Sustainable biaxial rotary friction welding for PEEK cylinders via advanced feed path design and Taguchi-based process optimization
摘要
Conventional rotary friction welding (RFW) uses a single-axis unidirectional feeding method. One workpiece moves axially under pressure while the counterpart rotates. This method offers simple operation, easy control, and a stable welding interface. However, it is limited by material properties and workpiece geometry, which can reduce weld quality. This study develops a biaxial RFW method that combines Taguchi-based process optimization with advanced toolpath design.
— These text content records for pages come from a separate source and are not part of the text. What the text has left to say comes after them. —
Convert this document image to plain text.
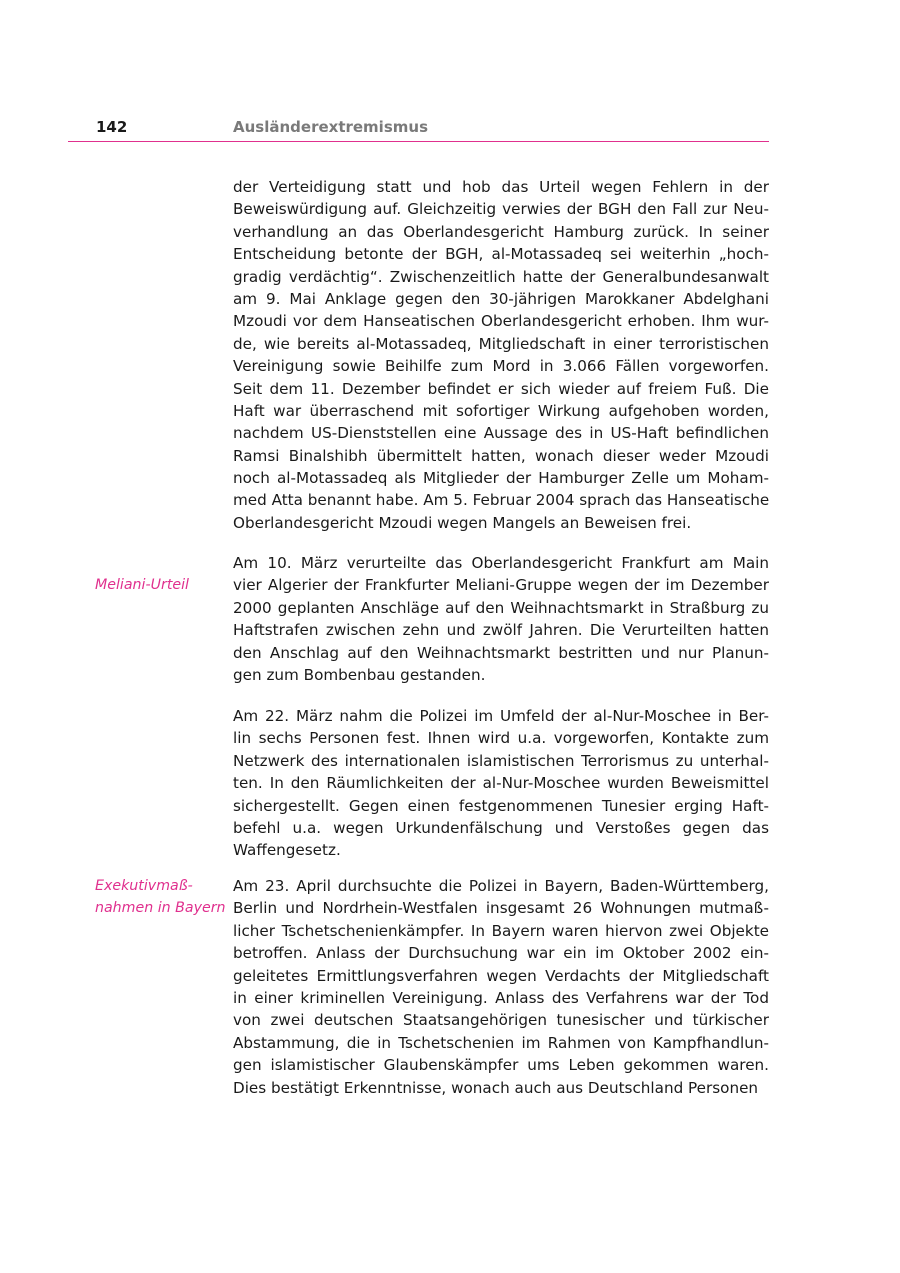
142	Ausländerextremismus
Meliani-Urteil
Exekutivmaß-
nahmen in Bayern
der Verteidigung statt und hob das Urteil wegen Fehlern in der
Beweiswürdigung auf. Gleichzeitig verwies der BGH den Fall zur Neu-
verhandlung an das Oberlandesgericht Hamburg zurück. In seiner
Entscheidung betonte der BGH, al-Motassadeq sei weiterhin „hoch-
gradig verdächtig“. Zwischenzeitlich hatte der Generalbundesanwalt
am 9. Mai Anklage gegen den 30-jährigen Marokkaner Abdelghani
Mzoudi vor dem Hanseatischen Oberlandesgericht erhoben. Ihm wur-
de, wie bereits al-Motassadeq, Mitgliedschaft in einer terroristischen
Vereinigung sowie Beihilfe zum Mord in 3.066 Fällen vorgeworfen.
Seit dem 11. Dezember befindet er sich wieder auf freiem Fuß. Die
Haft war überraschend mit sofortiger Wirkung aufgehoben worden,
nachdem US-Dienststellen eine Aussage des in US-Haft befindlichen
Ramsi Binalshibh übermittelt hatten, wonach dieser weder Mzoudi
noch al-Motassadeq als Mitglieder der Hamburger Zelle um Moham-
med Atta benannt habe. Am 5. Februar 2004 sprach das Hanseatische
Oberlandesgericht Mzoudi wegen Mangels an Beweisen frei.
Am 10. März verurteilte das Oberlandesgericht Frankfurt am Main
vier Algerier der Frankfurter Meliani-Gruppe wegen der im Dezember
2000 geplanten Anschläge auf den Weihnachtsmarkt in Straßburg zu
Haftstrafen zwischen zehn und zwölf Jahren. Die Verurteilten hatten
den Anschlag auf den Weihnachtsmarkt bestritten und nur Planun-
gen zum Bombenbau gestanden.
Am 22. März nahm die Polizei im Umfeld der al-Nur-Moschee in Ber-
lin sechs Personen fest. Ihnen wird u.a. vorgeworfen, Kontakte zum
Netzwerk des internationalen islamistischen Terrorismus zu unterhal-
ten. In den Räumlichkeiten der al-Nur-Moschee wurden Beweismittel
sichergestellt. Gegen einen festgenommenen Tunesier erging Haft-
befehl u.a. wegen Urkundenfälschung und Verstoßes gegen das
Waffengesetz.
Am 23. April durchsuchte die Polizei in Bayern, Baden-Württemberg,
Berlin und Nordrhein-Westfalen insgesamt 26 Wohnungen mutmaß-
licher Tschetschenienkämpfer. In Bayern waren hiervon zwei Objekte
betroffen. Anlass der Durchsuchung war ein im Oktober 2002 ein-
geleitetes Ermittlungsverfahren wegen Verdachts der Mitgliedschaft
in einer kriminellen Vereinigung. Anlass des Verfahrens war der Tod
von zwei deutschen Staatsangehörigen tunesischer und türkischer
Abstammung, die in Tschetschenien im Rahmen von Kampfhandlun-
gen islamistischer Glaubenskämpfer ums Leben gekommen waren.
Dies bestätigt Erkenntnisse, wonach auch aus Deutschland Personen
The new dual-axis synchronous feeding mechanism increases the bending strength of polyetheretherketone (PEEK) cylindrical joints. Conventional RFW produces a bending strength of about 210 MPa. The proposed method increases the strength to 290 MPa, which is a 38% improvement. Further optimization with the Taguchi design of experiments identifies the best process parameters: X-axis offset of 6 mm, total upset length of 2.5 mm, single upset length of 0.3 mm, and Z-axis feed rate of 0.2 mm/s. Under these conditions, the bending strength reaches 340 MPa, which is a 17% increase. The results show that dual-axis feeding with optimized parameters improves the mechanical performance of PEEK RFW joints. The biaxial RFW method enhances PEEK joint strength and sustainability, benefiting aerospace, automotive, medical, and energy industries seeking lightweight, high-performance polymer components with reduced energy and material waste. The method also supports sustainable manufacturing because it reduces material waste and energy use. It contributes to the United Nations Sustainable Development Goals (SDGs), especially Goal 9: Industry, Innovation, and Infrastructure, and Goal 12: Responsible Consumption and Production.